Nvidia has introduced Nemotron-4 340B, a powerful family of models designed for synthetic data generation that promises to significantly impact the training of large language models (LLMs) across various industries. This suite includes base, instruct, and reward models, and boasts a vast training dataset of 9 trillion tokens, a 4,000 context window, and support for over 50 natural languages and 40 programming languages. Nemotron-4 340B is positioned to outshine competitors like Mistral’s Mixtral-8x22B, Anthropic’s Claude-Sonnet, Meta’s Llama3-70B, Qwen-2, and even GPT-4. Its commercially-friendly license facilitates widespread adoption, helping businesses create domain-specific LLMs without extensive real-world datasets. This development could lead to advancements in sectors such as healthcare, finance, manufacturing, and retail, while also raising questions about data privacy, security, and ethics.

Research

Automatic Bug Detection in LLM-Powered Text-Based Games Using LLMs

Advancements in LLMs have enhanced interactive game design by allowing dynamic plotlines and player-NPC interactions. However, issues like hallucinations and logical inconsistencies persist. This paper proposes a systematic LLM-based method to automatically detect bugs in player game logs without needing extra data like post-play surveys. Applied to the text-based game DejaBoom!, the method effectively identifies inherent LLM-related bugs, outperforming unstructured bug-catching approaches and addressing a gap in automated detection of logical and design flaws.

Can language models serve as text-based world simulators?

LLMs like GPT-4 have potential as text-based world simulators to predict how actions change world states, which can save on the complexity of manually building virtual environments. A new benchmark called ByteSized32-State-Prediction was developed for assessing this ability using a dataset of text game state transitions and tasks. Results show that although GPT-4 performs well, it remains inconsistent as a world simulator without additional improvements. This work provides insights into the strengths and limitations of current LLMs and introduces a novel benchmark for future evaluations.

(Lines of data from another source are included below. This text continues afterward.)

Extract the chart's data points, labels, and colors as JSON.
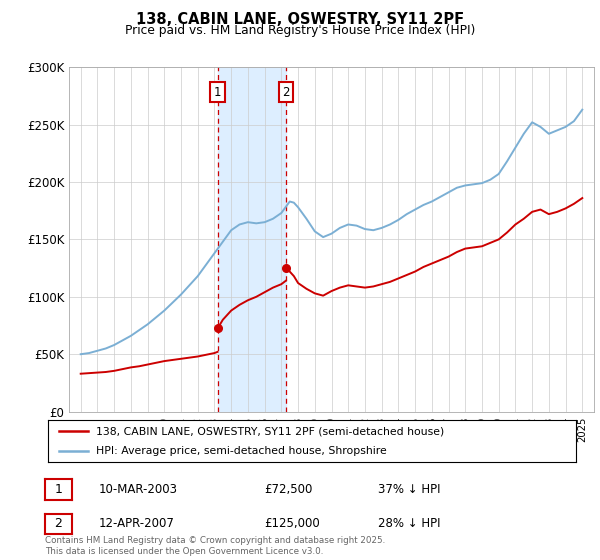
{
  "title": "138, CABIN LANE, OSWESTRY, SY11 2PF",
  "subtitle": "Price paid vs. HM Land Registry's House Price Index (HPI)",
  "legend_line1": "138, CABIN LANE, OSWESTRY, SY11 2PF (semi-detached house)",
  "legend_line2": "HPI: Average price, semi-detached house, Shropshire",
  "transaction1_date": "10-MAR-2003",
  "transaction1_price": "£72,500",
  "transaction1_hpi": "37% ↓ HPI",
  "transaction2_date": "12-APR-2007",
  "transaction2_price": "£125,000",
  "transaction2_hpi": "28% ↓ HPI",
  "footer": "Contains HM Land Registry data © Crown copyright and database right 2025.\nThis data is licensed under the Open Government Licence v3.0.",
  "red_color": "#cc0000",
  "blue_color": "#7bafd4",
  "highlight_color": "#ddeeff",
  "ylim": [
    0,
    300000
  ],
  "yticks": [
    0,
    50000,
    100000,
    150000,
    200000,
    250000,
    300000
  ],
  "ytick_labels": [
    "£0",
    "£50K",
    "£100K",
    "£150K",
    "£200K",
    "£250K",
    "£300K"
  ],
  "transaction1_year": 2003.19,
  "transaction2_year": 2007.28,
  "transaction1_price_val": 72500,
  "transaction2_price_val": 125000,
  "hpi_years": [
    1995,
    1995.5,
    1996,
    1996.5,
    1997,
    1997.5,
    1998,
    1998.5,
    1999,
    1999.5,
    2000,
    2000.5,
    2001,
    2001.5,
    2002,
    2002.5,
    2003,
    2003.5,
    2004,
    2004.5,
    2005,
    2005.5,
    2006,
    2006.5,
    2007,
    2007.25,
    2007.5,
    2007.75,
    2008,
    2008.5,
    2009,
    2009.5,
    2010,
    2010.5,
    2011,
    2011.5,
    2012,
    2012.5,
    2013,
    2013.5,
    2014,
    2014.5,
    2015,
    2015.5,
    2016,
    2016.5,
    2017,
    2017.5,
    2018,
    2018.5,
    2019,
    2019.5,
    2020,
    2020.5,
    2021,
    2021.5,
    2022,
    2022.5,
    2023,
    2023.5,
    2024,
    2024.5,
    2025
  ],
  "hpi_values": [
    50000,
    51000,
    53000,
    55000,
    58000,
    62000,
    66000,
    71000,
    76000,
    82000,
    88000,
    95000,
    102000,
    110000,
    118000,
    128000,
    138000,
    148000,
    158000,
    163000,
    165000,
    164000,
    165000,
    168000,
    173000,
    178000,
    183000,
    182000,
    178000,
    168000,
    157000,
    152000,
    155000,
    160000,
    163000,
    162000,
    159000,
    158000,
    160000,
    163000,
    167000,
    172000,
    176000,
    180000,
    183000,
    187000,
    191000,
    195000,
    197000,
    198000,
    199000,
    202000,
    207000,
    218000,
    230000,
    242000,
    252000,
    248000,
    242000,
    245000,
    248000,
    253000,
    263000
  ],
  "red_years_1": [
    1995,
    1995.5,
    1996,
    1996.5,
    1997,
    1997.5,
    1998,
    1998.5,
    1999,
    1999.5,
    2000,
    2000.5,
    2001,
    2001.5,
    2002,
    2002.5,
    2003.0,
    2003.18
  ],
  "red_vals_1": [
    33000,
    33500,
    34000,
    34500,
    35500,
    37000,
    38500,
    39500,
    41000,
    42500,
    44000,
    45000,
    46000,
    47000,
    48000,
    49500,
    51000,
    52000
  ],
  "red_years_2": [
    2003.19,
    2003.5,
    2004,
    2004.5,
    2005,
    2005.5,
    2006,
    2006.5,
    2007.0,
    2007.27
  ],
  "red_vals_2": [
    72500,
    80000,
    88000,
    93000,
    97000,
    100000,
    104000,
    108000,
    111000,
    114000
  ],
  "red_years_3": [
    2007.28,
    2007.5,
    2007.75,
    2008,
    2008.5,
    2009,
    2009.5,
    2010,
    2010.5,
    2011,
    2011.5,
    2012,
    2012.5,
    2013,
    2013.5,
    2014,
    2014.5,
    2015,
    2015.5,
    2016,
    2016.5,
    2017,
    2017.5,
    2018,
    2018.5,
    2019,
    2019.5,
    2020,
    2020.5,
    2021,
    2021.5,
    2022,
    2022.5,
    2023,
    2023.5,
    2024,
    2024.5,
    2025
  ],
  "red_vals_3": [
    125000,
    122000,
    118000,
    112000,
    107000,
    103000,
    101000,
    105000,
    108000,
    110000,
    109000,
    108000,
    109000,
    111000,
    113000,
    116000,
    119000,
    122000,
    126000,
    129000,
    132000,
    135000,
    139000,
    142000,
    143000,
    144000,
    147000,
    150000,
    156000,
    163000,
    168000,
    174000,
    176000,
    172000,
    174000,
    177000,
    181000,
    186000
  ]
}
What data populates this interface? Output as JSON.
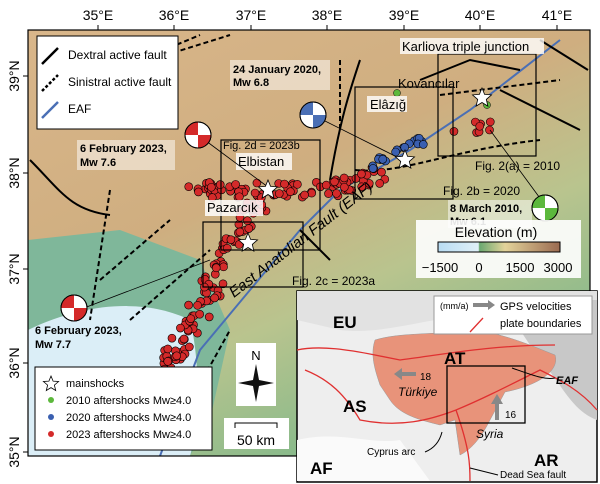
{
  "axes": {
    "lon_ticks": [
      "35°E",
      "36°E",
      "37°E",
      "38°E",
      "39°E",
      "40°E",
      "41°E"
    ],
    "lat_ticks": [
      "39°N",
      "38°N",
      "37°N",
      "36°N",
      "35°N"
    ]
  },
  "fault_legend": {
    "dextral": "Dextral active fault",
    "sinistral": "Sinistral active fault",
    "eaf": "EAF"
  },
  "places": {
    "karliova": "Karliova triple junction",
    "kovancilar": "Kovancılar",
    "elazig": "Elâzığ",
    "elbistan": "Elbistan",
    "pazarcik": "Pazarcık",
    "eaf_label": "East Anatolian Fault (EAF)"
  },
  "events": {
    "e2020": [
      "24 January 2020,",
      "Mw 6.8"
    ],
    "e2023b": [
      "6 February 2023,",
      "Mw 7.6"
    ],
    "e2010": [
      "8 March 2010,",
      "Mw 6.1"
    ],
    "e2023a": [
      "6 February 2023,",
      "Mw 7.7"
    ]
  },
  "figure_boxes": {
    "f2d": "Fig. 2d = 2023b",
    "f2a": "Fig. 2(a) = 2010",
    "f2b": "Fig. 2b = 2020",
    "f2c": "Fig. 2c = 2023a"
  },
  "elevation": {
    "title": "Elevation (m)",
    "ticks": [
      "−1500",
      "0",
      "1500",
      "3000"
    ]
  },
  "shock_legend": {
    "mainshocks": "mainshocks",
    "a2010": "2010 aftershocks  Mw≥4.0",
    "a2020": "2020 aftershocks  Mw≥4.0",
    "a2023": "2023 aftershocks  Mw≥4.0"
  },
  "colors": {
    "a2010": "#5cb83c",
    "a2020": "#3a5fb0",
    "a2023": "#d42a2a",
    "eaf": "#4a6fb5",
    "plate": "#e03030",
    "anatolia": "#e8937a"
  },
  "compass": {
    "n": "N"
  },
  "scale": {
    "label": "50 km"
  },
  "inset": {
    "legend_units": "(mm/a)",
    "gps": "GPS velocities",
    "plates": "plate boundaries",
    "labels": {
      "eu": "EU",
      "at": "AT",
      "as": "AS",
      "af": "AF",
      "ar": "AR",
      "eaf": "EAF",
      "turkiye": "Türkiye",
      "syria": "Syria",
      "cyprus": "Cyprus arc",
      "deadsea": "Dead Sea fault"
    },
    "vel_west": "18",
    "vel_north": "16"
  }
}
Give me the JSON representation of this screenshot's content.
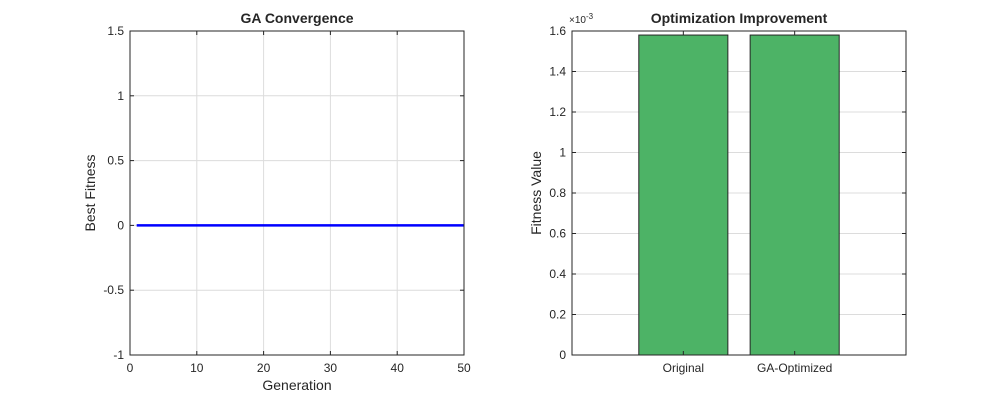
{
  "chart_data": [
    {
      "type": "line",
      "title": "GA Convergence",
      "xlabel": "Generation",
      "ylabel": "Best Fitness",
      "xlim": [
        0,
        50
      ],
      "ylim": [
        -1,
        1.5
      ],
      "xticks": [
        "0",
        "10",
        "20",
        "30",
        "40",
        "50"
      ],
      "yticks": [
        "-1",
        "-0.5",
        "0",
        "0.5",
        "1",
        "1.5"
      ],
      "grid": true,
      "series_color": "#0000ff",
      "series": [
        {
          "x": [
            1,
            50
          ],
          "y": [
            0,
            0
          ]
        }
      ]
    },
    {
      "type": "bar",
      "title": "Optimization Improvement",
      "xlabel": "",
      "ylabel": "Fitness Value",
      "exponent_label": "×10",
      "exponent_power": "-3",
      "ylim": [
        0,
        1.6
      ],
      "yticks": [
        "0",
        "0.2",
        "0.4",
        "0.6",
        "0.8",
        "1",
        "1.2",
        "1.4",
        "1.6"
      ],
      "grid": true,
      "bar_color": "#4db366",
      "categories": [
        "Original",
        "GA-Optimized"
      ],
      "values": [
        1.58,
        1.58
      ]
    }
  ]
}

TextGrad: Automatic "Differentiation" via Text

TextGrad is a new framework designed to automatically optimize compound AI systems by leveraging textual feedback from LLMs. It draws an analogy to the transformative impact of backpropagation in neural networks, aiming to make optimization smoother and more automatic. TextGrad uses textual suggestions from LLMs to enhance variables in computation graphs, supporting tasks from coding to molecular design. It's user-friendly, compatible with PyTorch, and requires minimal tuning. Remarkably, it boosts GPT-4o's zero-shot accuracy in Google-Proof Question Answering from 51% to 55%, enhances LeetCode-Hard coding solutions by 20%, and excels in prompt improvement, drug molecule design, and radiotherapy planning. This paves the way for advancing AI systems development.

Code

CrewAI Meets Suno AI

"Melody Agents" is a crewAI app designed for generating songs based on a given topic and music genre using the Suno AI API. It has three main agents: the Web Researcher Agent, which searches the web for topic-related info; the Lyrics Creator Agent, which crafts lyrics from that info tailored to the specified genre; and the Song Generator Agent, which uses the Suno API to create and download two candidate songs from the generated lyrics.

Open Source Version of AI "Math Notes" from Apple WWDC

AI Math Notes is an interactive drawing app where you can sketch out mathematical equations, and the app uses a multimodal LLM to calculate and show the result right on the canvas. Built with Python, Tkinter, and PIL, the app has a simple interface with features like clearing the canvas, undoing the last action, and calculating equations with a single button press. Future versions aim to auto-detect the equals sign for better accuracy.

Summarize Trending GH Repos in Terminal or Browser

Github Trending Summarizer fetches trending GitHub repositories and summarizes their details using GPT-4. It displays these summaries either in the terminal with rich formatting, including clickable links or renders them as HTML with a sepia theme for viewing in your browser.